Es solo su segundo libro de relatos en 30 años de carrera...

Soy lector de cuentos, pero los que he escrito, incluyendo los de este libro, han ido surgiendo por compromiso. Cada historia tiene su extensión, y habitualmente las mías reclaman más. Es una pena que en España este género no tenga el reconocimiento que merece, como en el resto de Europa. Supongo que por el prejuicio de que se trata de un género menor. No es esa, ya digo, mi razón para no escribirlos; he sentido ese menosprecio hacia los géneros ante mis libros de viajes. Al publicarlos, a veces, había quien me miraba como diciendo: "Perdió el tiempo cuando podría haber escrito otra novela...".

Todos estos cuentos reflejan historias de perdedores. ¿Siguen siendo los personajes más interesantes?

No me atraen como personajes los banqueros o famosos del momento, no puedo evitarlo. Bastante tienen los triunfadores con su éxito. Supongo que cuando uno se siente escritor intenta transmitir en su obra su visión profunda de la vida, y esta es la mía. Me interesa la gente que vive con entusiasmo pero sin esperanza, con pasión hasta la derrota final. Escribo por desacuerdo básico con el mundo y sus normas. Si no, me dedicaría a invertir en Bolsa.

Un cuento por encargo habla de la sequía creativa de un escritor obligado a entregar un relato en una fecha. ¿Es una vivencia personal?

En parte, en detalles. En realidad, quería reflejar la gracia que me hacen estos escritores profesionales capaces de producir a medida lo que les pidan, como si fueran sastres, que se han convertido en estrellas mediáticas y opinadores plenipotenciarios que dan doctrina de la vida. El relato es una caricatura para quitar solemnidad a la figura del escritor, convertido en un dogmatizador que suelta titulares lapidarios en los suplementos culturales de los periódicos.

¿Cree que la literatura está en peligro por los avances tecnológicos?
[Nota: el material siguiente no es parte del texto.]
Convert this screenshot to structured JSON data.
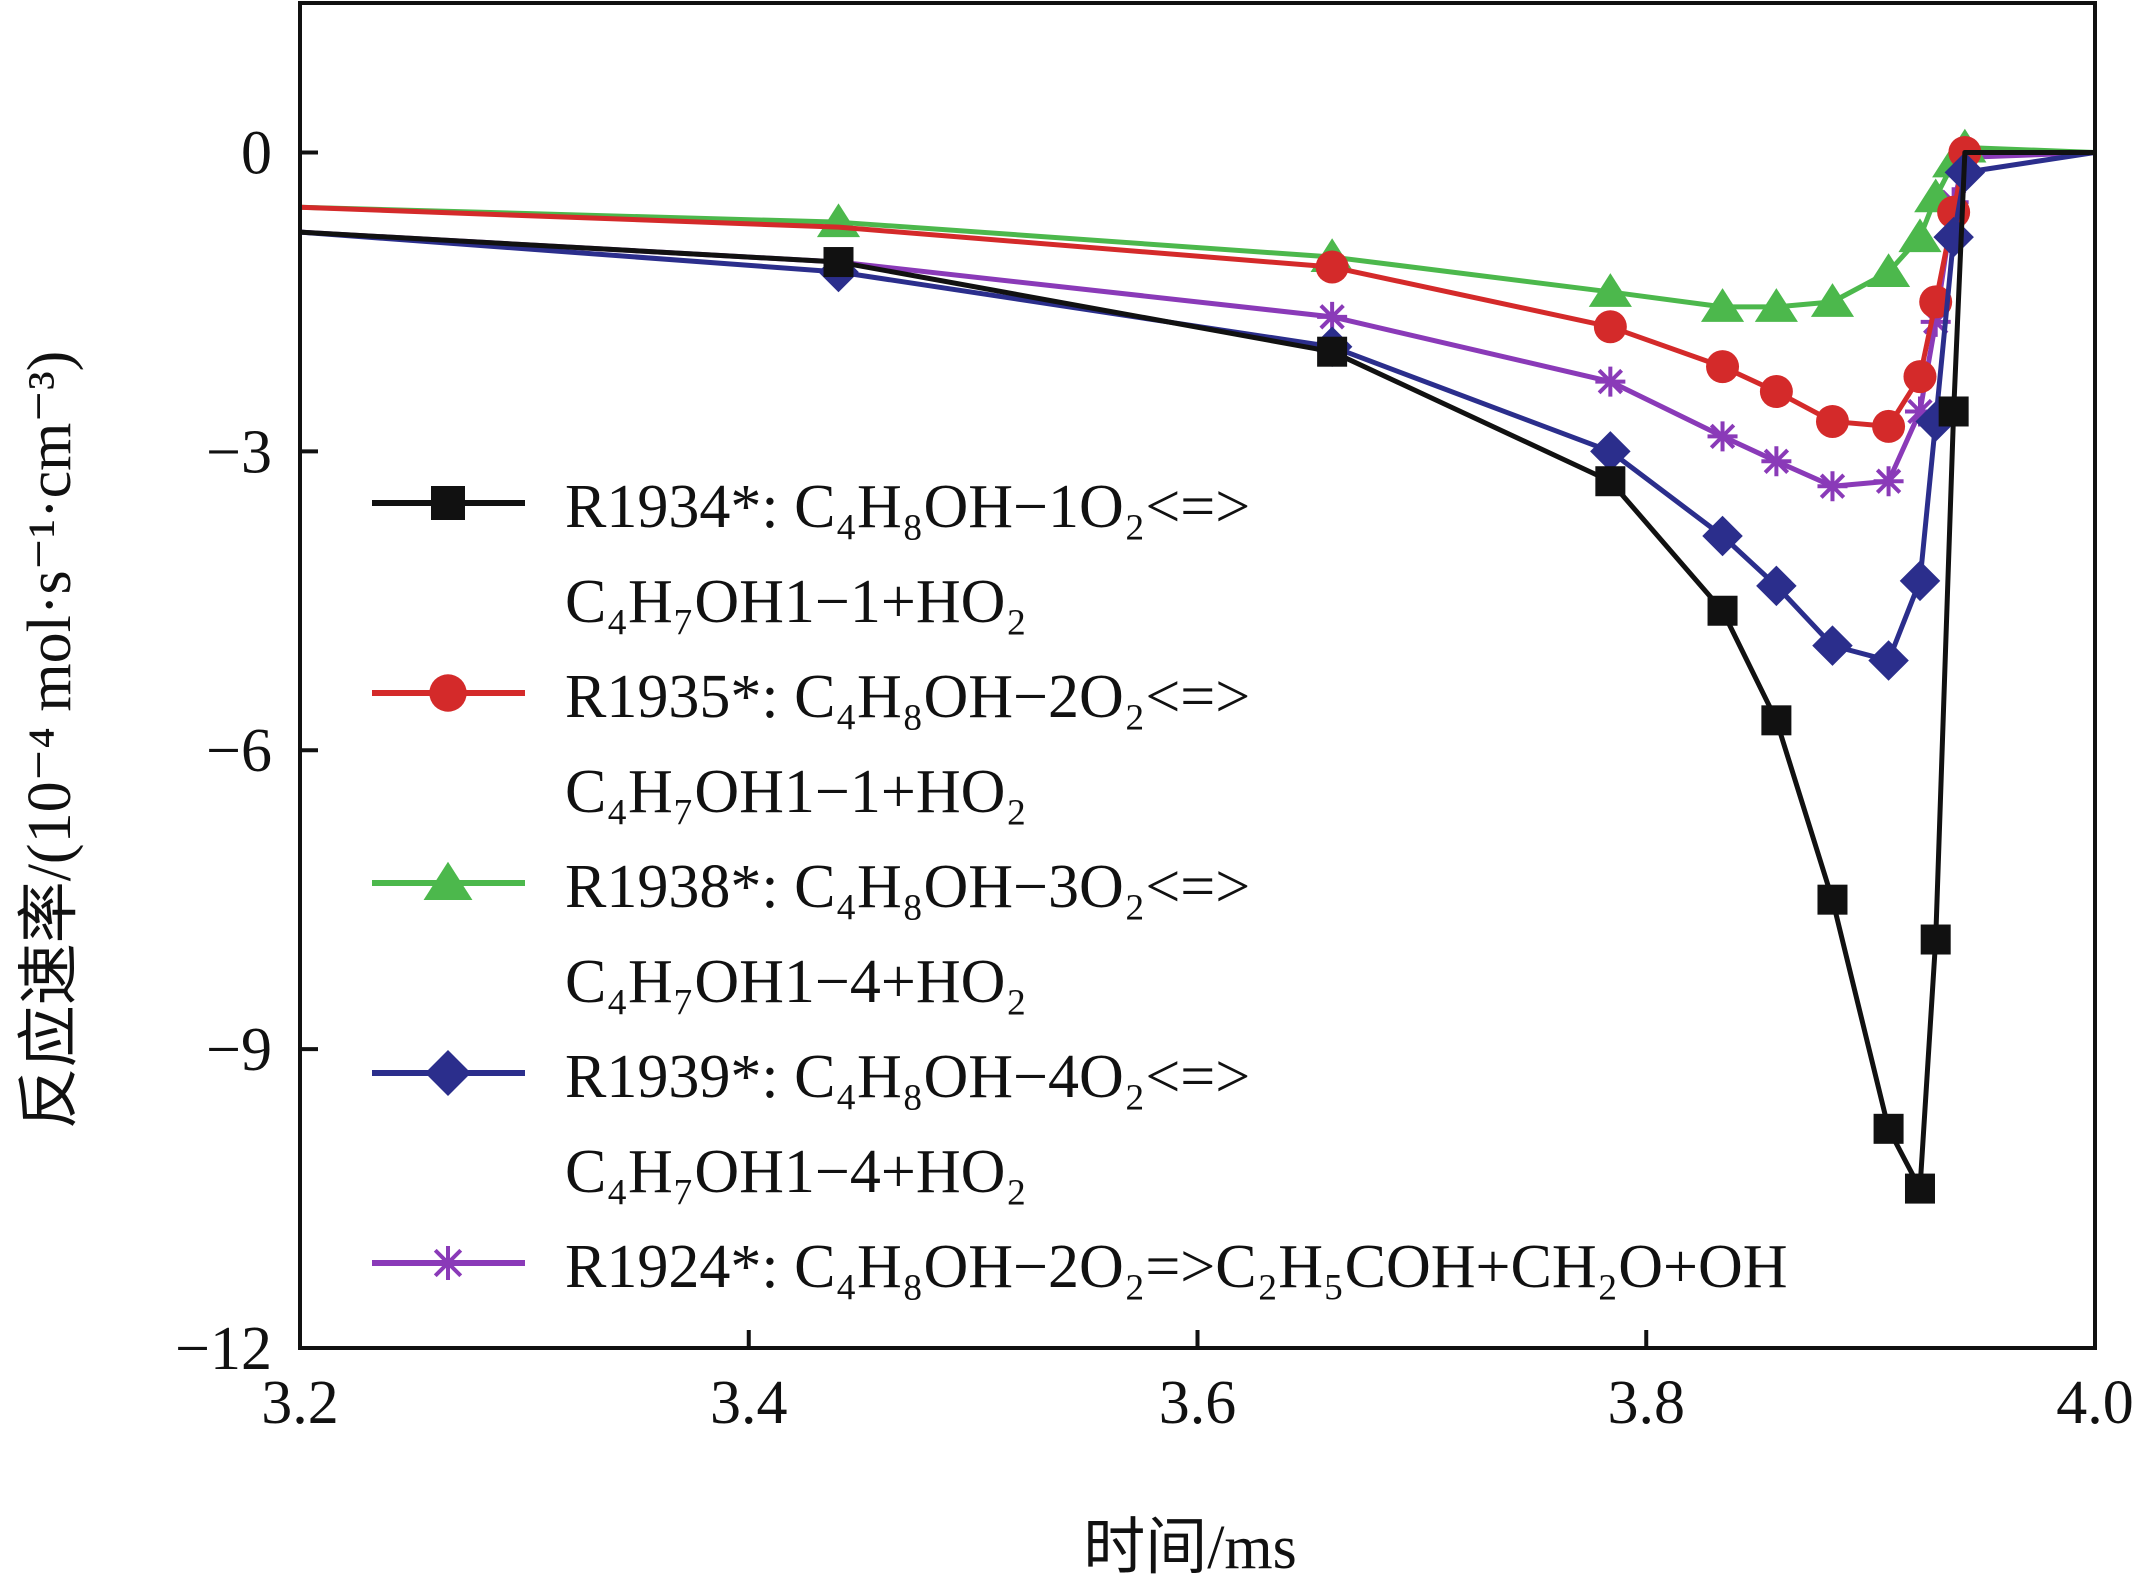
{
  "chart_data": {
    "type": "line",
    "xlabel": "时间/ms",
    "ylabel": "反应速率/(10⁻⁴ mol·s⁻¹·cm⁻³)",
    "xlim": [
      3.2,
      4.0
    ],
    "ylim": [
      -12,
      1.5
    ],
    "xticks": [
      3.2,
      3.4,
      3.6,
      3.8,
      4.0
    ],
    "xtick_labels": [
      "3.2",
      "3.4",
      "3.6",
      "3.8",
      "4.0"
    ],
    "yticks": [
      0,
      -3,
      -6,
      -9,
      -12
    ],
    "ytick_labels": [
      "0",
      "−3",
      "−6",
      "−9",
      "−12"
    ],
    "grid": false,
    "legend_position": "center-left",
    "series": [
      {
        "name": "R1934*: C4H8OH-1O2<=>C4H7OH1-1+HO2",
        "legend_lines": [
          "R1934*: C₄H₈OH−1O₂<=>",
          "C₄H₇OH1−1+HO₂"
        ],
        "color": "#111111",
        "marker": "square",
        "x": [
          3.2,
          3.44,
          3.66,
          3.784,
          3.834,
          3.858,
          3.883,
          3.908,
          3.922,
          3.929,
          3.937,
          3.942,
          4.0
        ],
        "y": [
          -0.8,
          -1.1,
          -2.0,
          -3.3,
          -4.6,
          -5.7,
          -7.5,
          -9.8,
          -10.4,
          -7.9,
          -2.6,
          0.0,
          0.0
        ],
        "markers_x": [
          3.44,
          3.66,
          3.784,
          3.834,
          3.858,
          3.883,
          3.908,
          3.922,
          3.929,
          3.937
        ],
        "markers_y": [
          -1.1,
          -2.0,
          -3.3,
          -4.6,
          -5.7,
          -7.5,
          -9.8,
          -10.4,
          -7.9,
          -2.6
        ]
      },
      {
        "name": "R1935*: C4H8OH-2O2<=>C4H7OH1-1+HO2",
        "legend_lines": [
          "R1935*: C₄H₈OH−2O₂<=>",
          "C₄H₇OH1−1+HO₂"
        ],
        "color": "#d42a2a",
        "marker": "circle",
        "x": [
          3.2,
          3.44,
          3.66,
          3.784,
          3.834,
          3.858,
          3.883,
          3.908,
          3.922,
          3.929,
          3.937,
          3.942,
          4.0
        ],
        "y": [
          -0.55,
          -0.75,
          -1.15,
          -1.75,
          -2.15,
          -2.4,
          -2.7,
          -2.75,
          -2.25,
          -1.5,
          -0.6,
          0.0,
          0.0
        ],
        "markers_x": [
          3.66,
          3.784,
          3.834,
          3.858,
          3.883,
          3.908,
          3.922,
          3.929,
          3.937,
          3.942
        ],
        "markers_y": [
          -1.15,
          -1.75,
          -2.15,
          -2.4,
          -2.7,
          -2.75,
          -2.25,
          -1.5,
          -0.6,
          0.0
        ]
      },
      {
        "name": "R1938*: C4H8OH-3O2<=>C4H7OH1-4+HO2",
        "legend_lines": [
          "R1938*: C₄H₈OH−3O₂<=>",
          "C₄H₇OH1−4+HO₂"
        ],
        "color": "#4cb84c",
        "marker": "triangle",
        "x": [
          3.2,
          3.44,
          3.66,
          3.784,
          3.834,
          3.858,
          3.883,
          3.908,
          3.922,
          3.929,
          3.937,
          3.942,
          4.0
        ],
        "y": [
          -0.55,
          -0.7,
          -1.05,
          -1.4,
          -1.55,
          -1.55,
          -1.5,
          -1.2,
          -0.85,
          -0.45,
          -0.1,
          0.05,
          0.0
        ],
        "markers_x": [
          3.44,
          3.66,
          3.784,
          3.834,
          3.858,
          3.883,
          3.908,
          3.922,
          3.929,
          3.937,
          3.942
        ],
        "markers_y": [
          -0.7,
          -1.05,
          -1.4,
          -1.55,
          -1.55,
          -1.5,
          -1.2,
          -0.85,
          -0.45,
          -0.1,
          0.05
        ]
      },
      {
        "name": "R1939*: C4H8OH-4O2<=>C4H7OH1-4+HO2",
        "legend_lines": [
          "R1939*: C₄H₈OH−4O₂<=>",
          "C₄H₇OH1−4+HO₂"
        ],
        "color": "#2b2e8c",
        "marker": "diamond",
        "x": [
          3.2,
          3.44,
          3.66,
          3.784,
          3.834,
          3.858,
          3.883,
          3.908,
          3.922,
          3.929,
          3.937,
          3.942,
          4.0
        ],
        "y": [
          -0.8,
          -1.2,
          -1.95,
          -3.0,
          -3.85,
          -4.35,
          -4.95,
          -5.1,
          -4.3,
          -2.7,
          -0.85,
          -0.2,
          0.0
        ],
        "markers_x": [
          3.44,
          3.66,
          3.784,
          3.834,
          3.858,
          3.883,
          3.908,
          3.922,
          3.929,
          3.937,
          3.942
        ],
        "markers_y": [
          -1.2,
          -1.95,
          -3.0,
          -3.85,
          -4.35,
          -4.95,
          -5.1,
          -4.3,
          -2.7,
          -0.85,
          -0.2
        ]
      },
      {
        "name": "R1924*: C4H8OH-2O2=>C2H5COH+CH2O+OH",
        "legend_lines": [
          "R1924*: C₄H₈OH−2O₂=>C₂H₅COH+CH₂O+OH"
        ],
        "color": "#8a3ab8",
        "marker": "asterisk",
        "x": [
          3.2,
          3.44,
          3.66,
          3.784,
          3.834,
          3.858,
          3.883,
          3.908,
          3.922,
          3.929,
          3.937,
          3.942,
          4.0
        ],
        "y": [
          -0.8,
          -1.1,
          -1.65,
          -2.3,
          -2.85,
          -3.1,
          -3.35,
          -3.3,
          -2.6,
          -1.7,
          -0.5,
          -0.05,
          0.0
        ],
        "markers_x": [
          3.66,
          3.784,
          3.834,
          3.858,
          3.883,
          3.908,
          3.922,
          3.929,
          3.937
        ],
        "markers_y": [
          -1.65,
          -2.3,
          -2.85,
          -3.1,
          -3.35,
          -3.3,
          -2.6,
          -1.7,
          -0.5
        ]
      }
    ]
  }
}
Me produce ternura esa visión ingenua de la historia que tenemos todos, la de estar siempre viviendo un momento fundamental que cambiará todo para siempre. Desde los tiempos de Homero, hace miles de años, la literatura ha consistido en contar historias, en el formato que sea. No entiendo ese terror al fin del libro, que solo existe desde hace 500 años. Con otros soportes, la literatura seguirá. Otra cosa es el negocio editorial, al que asisto desde lejos con estupor y escepticismo.

¿No siente que eso afectará a su vez a los escritores?

Cuando yo empecé a escribir lo hacía por vocación. Si es necesario, seguiré escribiendo aunque no exista una rentabilidad. De hecho, sería algo interesante saber cuántos de los escritores actuales seguirían sin un horizonte económico. Además, los escritores que no buscamos el éxito ya llevamos un tiempo arrinconados, como le pasó a la poesía.

"El cine español me parece una broma"

Julio Llamazares colaboró en varios guiones y es un gran aficionado al cine, aunque no pretende volver a trabajar en él.

¿Tiene previsto algún nuevo proyecto cinematográfico?

Mi relación con el cine siempre me dejó un poso agridulce. Aquí se desprecia al guionista, los directores se creen genios y no entienden que una película es un trabajo en equipo. Lo que yo he conocido de la industria española es una especie de broma para la que no me apetece trabajar más. Es patético que una industria de medio pelo celebre ahora los Goya como si esto fuera Hollywood, por no mencionar esas peleas de colegio mayor que se traen.

Tampoco da la impresión de estar muy integrado en la vida literaria.

Me parece que hay más vida y posibilidades de encontrar temas de interés para escribir en la calle o en un bar que en una reunión de escritores, que es lo más aburrido que puedo imaginar. Veo a los colegas cuando salgo de Madrid para algún acto, y por esa relación casual, tengo buen trato con todos ellos.

Hace cinco años de su última novela, ¿para cuándo la próxima?

Tal vez la termine el año que viene. Soy un escritor lento. Creo que, al igual que el cocido no sabe igual en el microondas que a fuego lento, la literatura tiene su tiempo de cocción. El tiempo es nuestro último tesoro.